If heaven were a place on earth it would be tucked away 3 hours south of San Francisco, 7.5 hours north of San Diego, halfway between solitude and self-sufficiency, and light years away from anything I’d ever known.
Teetering on a cliff side with any concept of time tossed into the white wash crumbling carelessly onto weathering rocks strewn about the Pacific I began to contemplate want and need, our want to need, our need to want, and needless wanting vs. already having.
Here, we didn’t need more than the candles that illuminated the cabin when my mind’s always waxing moon wouldn’t glow through the cloud cover on Clear Ridge Road. We didn’t need more than our hands to harvest food from the garden, or more than one bar down the hill to quench our thirst for outside stimulation. We didn’t need clocks to check the hour, phones to hear that life existed beyond the nearest ridge our eyes could rest on, or internet to see that storms were coming.

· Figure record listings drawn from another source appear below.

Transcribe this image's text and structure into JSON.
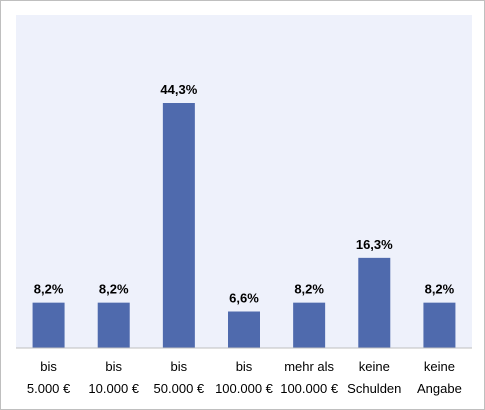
{
  "chart_data": {
    "type": "bar",
    "title": "",
    "xlabel": "",
    "ylabel": "",
    "ylim": [
      0,
      50
    ],
    "grid": false,
    "legend": "none",
    "categories": [
      [
        "bis",
        "5.000 €"
      ],
      [
        "bis",
        "10.000 €"
      ],
      [
        "bis",
        "50.000 €"
      ],
      [
        "bis",
        "100.000 €"
      ],
      [
        "mehr als",
        "100.000 €"
      ],
      [
        "keine",
        "Schulden"
      ],
      [
        "keine",
        "Angabe"
      ]
    ],
    "values": [
      8.2,
      8.2,
      44.3,
      6.6,
      8.2,
      16.3,
      8.2
    ],
    "value_labels": [
      "8,2%",
      "8,2%",
      "44,3%",
      "6,6%",
      "8,2%",
      "16,3%",
      "8,2%"
    ],
    "colors": {
      "bar": "#4f6aad",
      "plot_background": "#eef1fb",
      "axis": "#bfbfbf"
    }
  }
}
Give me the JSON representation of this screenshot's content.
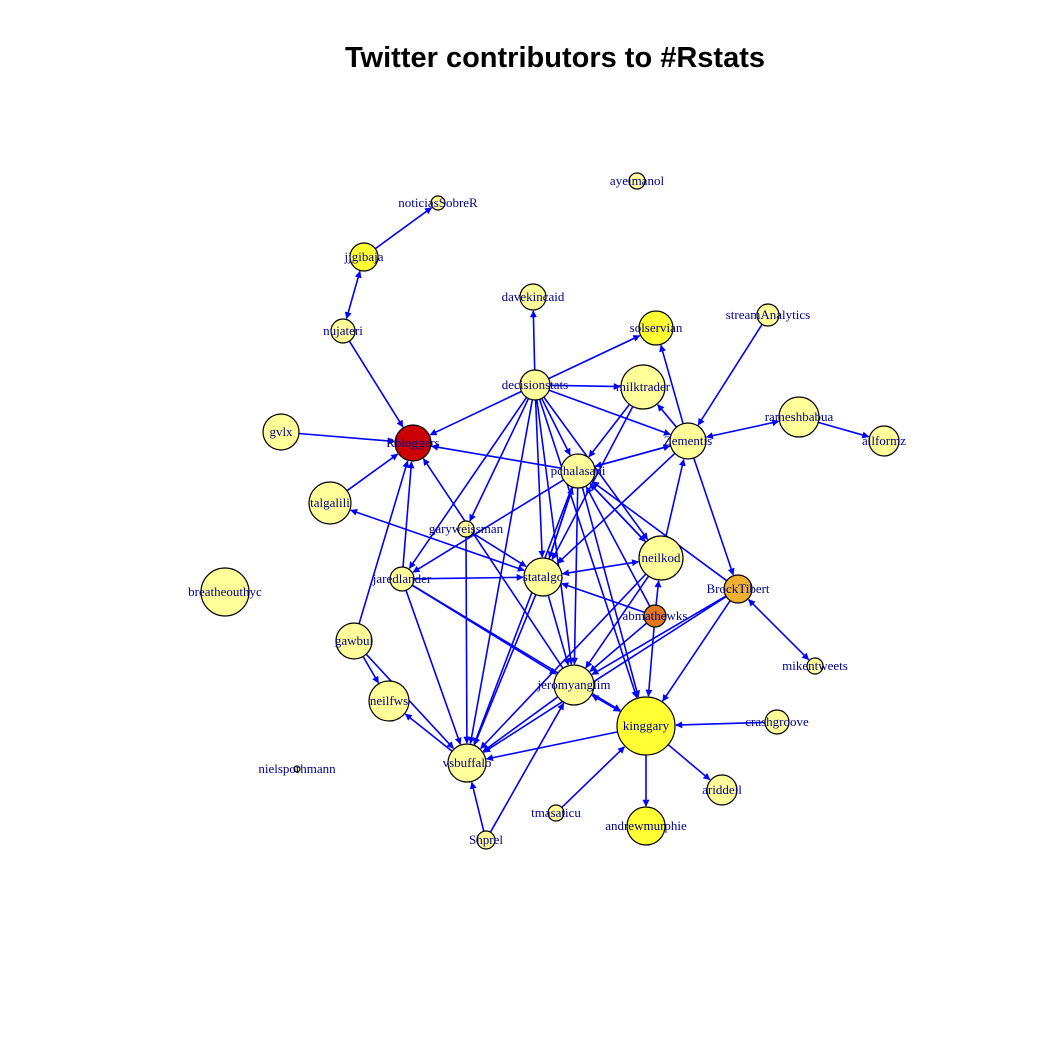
{
  "title": "Twitter contributors to #Rstats",
  "colors": {
    "edge": "#0000ff",
    "label": "#00008b",
    "node_pale": "#ffff99",
    "node_bright": "#ffff33",
    "node_orange": "#f0b030",
    "node_dark_orange": "#e07820",
    "node_red": "#cc0000"
  },
  "nodes": [
    {
      "id": "ayeimanol",
      "label": "ayeimanol"
    },
    {
      "id": "noticiasSobreR",
      "label": "noticiasSobreR"
    },
    {
      "id": "jjgibaja",
      "label": "jjgibaja"
    },
    {
      "id": "davekincaid",
      "label": "davekincaid"
    },
    {
      "id": "streamAnalytics",
      "label": "streamAnalytics"
    },
    {
      "id": "nujateri",
      "label": "nujateri"
    },
    {
      "id": "solservian",
      "label": "solservian"
    },
    {
      "id": "decisionstats",
      "label": "decisionstats"
    },
    {
      "id": "milktrader",
      "label": "milktrader"
    },
    {
      "id": "rameshbabua",
      "label": "rameshbabua"
    },
    {
      "id": "gvlx",
      "label": "gvlx"
    },
    {
      "id": "Rbloggers",
      "label": "Rbloggers"
    },
    {
      "id": "Zementis",
      "label": "Zementis"
    },
    {
      "id": "allformz",
      "label": "allformz"
    },
    {
      "id": "pchalasani",
      "label": "pchalasani"
    },
    {
      "id": "talgalili",
      "label": "talgalili"
    },
    {
      "id": "garyweissman",
      "label": "garyweissman"
    },
    {
      "id": "neilkod",
      "label": "neilkod"
    },
    {
      "id": "breatheouthyc",
      "label": "breatheouthyc"
    },
    {
      "id": "jaredlander",
      "label": "jaredlander"
    },
    {
      "id": "statalgo",
      "label": "statalgo"
    },
    {
      "id": "BrockTibert",
      "label": "BrockTibert"
    },
    {
      "id": "abmathewks",
      "label": "abmathewks"
    },
    {
      "id": "gawbul",
      "label": "gawbul"
    },
    {
      "id": "mikentweets",
      "label": "mikentweets"
    },
    {
      "id": "jeromyanglim",
      "label": "jeromyanglim"
    },
    {
      "id": "neilfws",
      "label": "neilfws"
    },
    {
      "id": "crashgroove",
      "label": "crashgroove"
    },
    {
      "id": "kinggary",
      "label": "kinggary"
    },
    {
      "id": "nielsporhmann",
      "label": "nielsporhmann"
    },
    {
      "id": "vsbuffalo",
      "label": "vsbuffalo"
    },
    {
      "id": "ariddell",
      "label": "ariddell"
    },
    {
      "id": "tmasaticu",
      "label": "tmasaticu"
    },
    {
      "id": "andrewmurphie",
      "label": "andrewmurphie"
    },
    {
      "id": "Shprel",
      "label": "Shprel"
    }
  ]
}
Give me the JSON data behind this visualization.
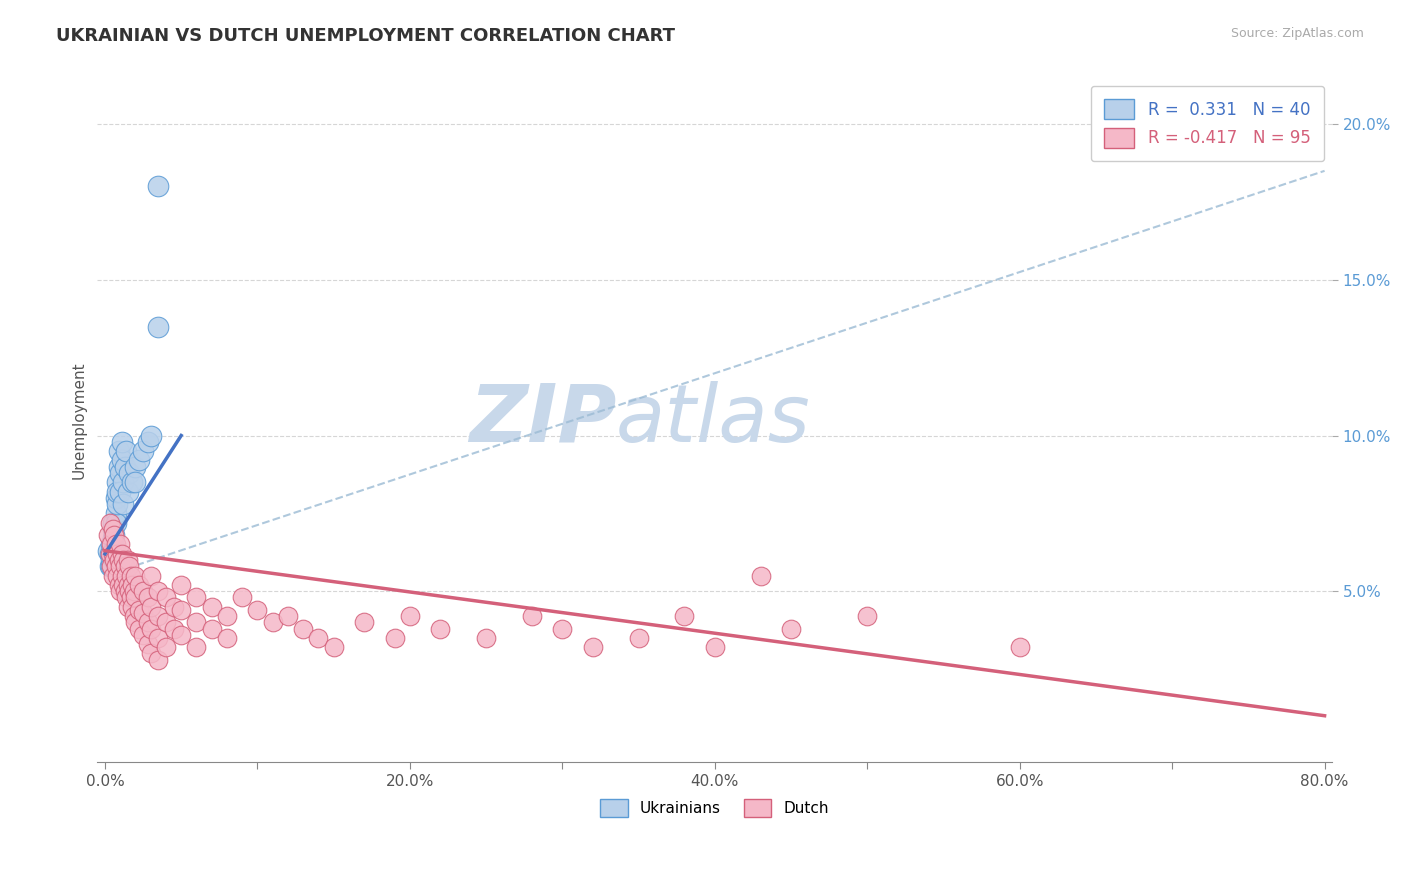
{
  "title": "UKRAINIAN VS DUTCH UNEMPLOYMENT CORRELATION CHART",
  "source": "Source: ZipAtlas.com",
  "ylabel": "Unemployment",
  "xlim": [
    -0.005,
    0.805
  ],
  "ylim": [
    -0.005,
    0.215
  ],
  "xticks": [
    0.0,
    0.1,
    0.2,
    0.3,
    0.4,
    0.5,
    0.6,
    0.7,
    0.8
  ],
  "xticklabels": [
    "0.0%",
    "",
    "20.0%",
    "",
    "40.0%",
    "",
    "60.0%",
    "",
    "80.0%"
  ],
  "yticks": [
    0.05,
    0.1,
    0.15,
    0.2
  ],
  "yticklabels": [
    "5.0%",
    "10.0%",
    "15.0%",
    "20.0%"
  ],
  "ukrainian_color": "#b8d0ea",
  "dutch_color": "#f5b8c8",
  "ukrainian_edge": "#5b9bd5",
  "dutch_edge": "#d4607a",
  "trend_ukrainian_color": "#4472c4",
  "trend_dutch_color": "#d4607a",
  "trend_gray_color": "#9bbbd4",
  "watermark_zip": "ZIP",
  "watermark_atlas": "atlas",
  "watermark_color": "#c8d8ea",
  "legend_line1": "R =  0.331   N = 40",
  "legend_line2": "R = -0.417   N = 95",
  "ukrainian_points": [
    [
      0.002,
      0.063
    ],
    [
      0.003,
      0.058
    ],
    [
      0.003,
      0.062
    ],
    [
      0.004,
      0.06
    ],
    [
      0.004,
      0.065
    ],
    [
      0.004,
      0.058
    ],
    [
      0.005,
      0.067
    ],
    [
      0.005,
      0.063
    ],
    [
      0.005,
      0.07
    ],
    [
      0.005,
      0.072
    ],
    [
      0.006,
      0.068
    ],
    [
      0.006,
      0.06
    ],
    [
      0.007,
      0.075
    ],
    [
      0.007,
      0.08
    ],
    [
      0.007,
      0.072
    ],
    [
      0.008,
      0.085
    ],
    [
      0.008,
      0.078
    ],
    [
      0.008,
      0.082
    ],
    [
      0.009,
      0.09
    ],
    [
      0.009,
      0.095
    ],
    [
      0.01,
      0.088
    ],
    [
      0.01,
      0.082
    ],
    [
      0.011,
      0.092
    ],
    [
      0.011,
      0.098
    ],
    [
      0.012,
      0.085
    ],
    [
      0.012,
      0.078
    ],
    [
      0.013,
      0.09
    ],
    [
      0.014,
      0.095
    ],
    [
      0.015,
      0.082
    ],
    [
      0.016,
      0.088
    ],
    [
      0.018,
      0.085
    ],
    [
      0.02,
      0.09
    ],
    [
      0.022,
      0.092
    ],
    [
      0.025,
      0.095
    ],
    [
      0.028,
      0.098
    ],
    [
      0.03,
      0.1
    ],
    [
      0.035,
      0.18
    ],
    [
      0.035,
      0.135
    ],
    [
      0.02,
      0.085
    ],
    [
      0.008,
      0.063
    ]
  ],
  "dutch_points": [
    [
      0.002,
      0.068
    ],
    [
      0.003,
      0.062
    ],
    [
      0.003,
      0.072
    ],
    [
      0.004,
      0.065
    ],
    [
      0.004,
      0.058
    ],
    [
      0.005,
      0.07
    ],
    [
      0.005,
      0.062
    ],
    [
      0.005,
      0.055
    ],
    [
      0.006,
      0.068
    ],
    [
      0.006,
      0.06
    ],
    [
      0.007,
      0.065
    ],
    [
      0.007,
      0.058
    ],
    [
      0.008,
      0.062
    ],
    [
      0.008,
      0.055
    ],
    [
      0.009,
      0.06
    ],
    [
      0.009,
      0.052
    ],
    [
      0.01,
      0.065
    ],
    [
      0.01,
      0.058
    ],
    [
      0.01,
      0.05
    ],
    [
      0.011,
      0.062
    ],
    [
      0.011,
      0.055
    ],
    [
      0.012,
      0.06
    ],
    [
      0.012,
      0.052
    ],
    [
      0.013,
      0.058
    ],
    [
      0.013,
      0.05
    ],
    [
      0.014,
      0.055
    ],
    [
      0.014,
      0.048
    ],
    [
      0.015,
      0.06
    ],
    [
      0.015,
      0.052
    ],
    [
      0.015,
      0.045
    ],
    [
      0.016,
      0.058
    ],
    [
      0.016,
      0.05
    ],
    [
      0.017,
      0.055
    ],
    [
      0.017,
      0.048
    ],
    [
      0.018,
      0.052
    ],
    [
      0.018,
      0.045
    ],
    [
      0.019,
      0.05
    ],
    [
      0.019,
      0.042
    ],
    [
      0.02,
      0.055
    ],
    [
      0.02,
      0.048
    ],
    [
      0.02,
      0.04
    ],
    [
      0.022,
      0.052
    ],
    [
      0.022,
      0.044
    ],
    [
      0.022,
      0.038
    ],
    [
      0.025,
      0.05
    ],
    [
      0.025,
      0.043
    ],
    [
      0.025,
      0.036
    ],
    [
      0.028,
      0.048
    ],
    [
      0.028,
      0.04
    ],
    [
      0.028,
      0.033
    ],
    [
      0.03,
      0.055
    ],
    [
      0.03,
      0.045
    ],
    [
      0.03,
      0.038
    ],
    [
      0.03,
      0.03
    ],
    [
      0.035,
      0.05
    ],
    [
      0.035,
      0.042
    ],
    [
      0.035,
      0.035
    ],
    [
      0.035,
      0.028
    ],
    [
      0.04,
      0.048
    ],
    [
      0.04,
      0.04
    ],
    [
      0.04,
      0.032
    ],
    [
      0.045,
      0.045
    ],
    [
      0.045,
      0.038
    ],
    [
      0.05,
      0.052
    ],
    [
      0.05,
      0.044
    ],
    [
      0.05,
      0.036
    ],
    [
      0.06,
      0.048
    ],
    [
      0.06,
      0.04
    ],
    [
      0.06,
      0.032
    ],
    [
      0.07,
      0.045
    ],
    [
      0.07,
      0.038
    ],
    [
      0.08,
      0.042
    ],
    [
      0.08,
      0.035
    ],
    [
      0.09,
      0.048
    ],
    [
      0.1,
      0.044
    ],
    [
      0.11,
      0.04
    ],
    [
      0.12,
      0.042
    ],
    [
      0.13,
      0.038
    ],
    [
      0.14,
      0.035
    ],
    [
      0.15,
      0.032
    ],
    [
      0.17,
      0.04
    ],
    [
      0.19,
      0.035
    ],
    [
      0.2,
      0.042
    ],
    [
      0.22,
      0.038
    ],
    [
      0.25,
      0.035
    ],
    [
      0.28,
      0.042
    ],
    [
      0.3,
      0.038
    ],
    [
      0.32,
      0.032
    ],
    [
      0.35,
      0.035
    ],
    [
      0.38,
      0.042
    ],
    [
      0.4,
      0.032
    ],
    [
      0.43,
      0.055
    ],
    [
      0.45,
      0.038
    ],
    [
      0.5,
      0.042
    ],
    [
      0.6,
      0.032
    ]
  ],
  "gray_line_x0": 0.0,
  "gray_line_y0": 0.055,
  "gray_line_x1": 0.8,
  "gray_line_y1": 0.185
}
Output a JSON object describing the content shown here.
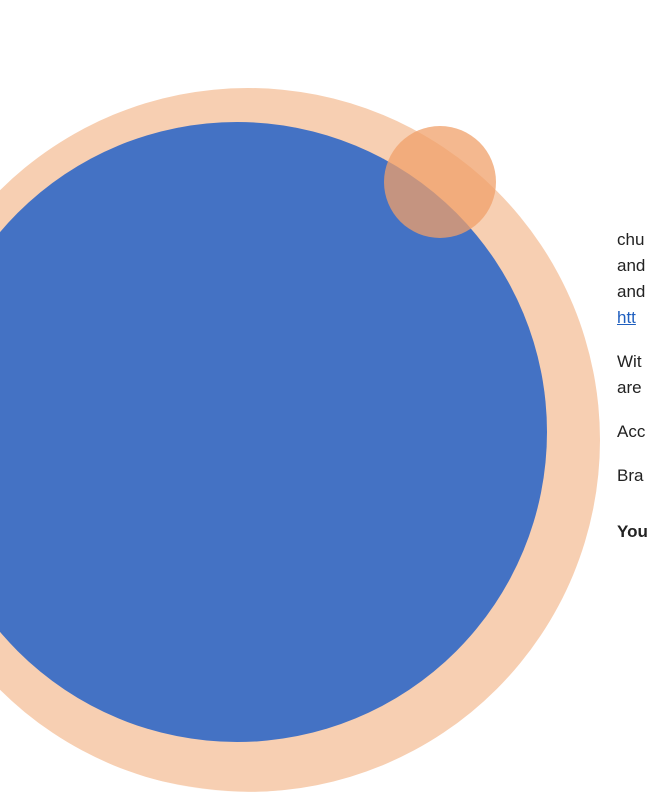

We sat on the porch when the sun came up and painted side by side until we made every mark we could, wrote until we had written every word we would, and read aloud to each other more than we should. We nourished ourselves with rye water and warmed one another with tangible glances from across the room.
We walked through caves, beneath the Redwoods, beside the ocean, above the waterfalls; we wandered with purpose and without direction. We talked about everything that mattered and nothing that didn’t, and broke bouts of silence with redolent smirks that spoke volumes.
He cantillated tales when he played guitar and rendered melodies in his harmonica while his slowly burning cigarette would wane, wedged between strings along the neck. Watching him tend to the fireplace would light a flame inside of me with but one hope for extinguishing. We lived in a land of make believe, and for a moment I believed it might last forever.
When it came time to leave him, I lamented my return to the real world, and was reminded at once that this had been the real world all along.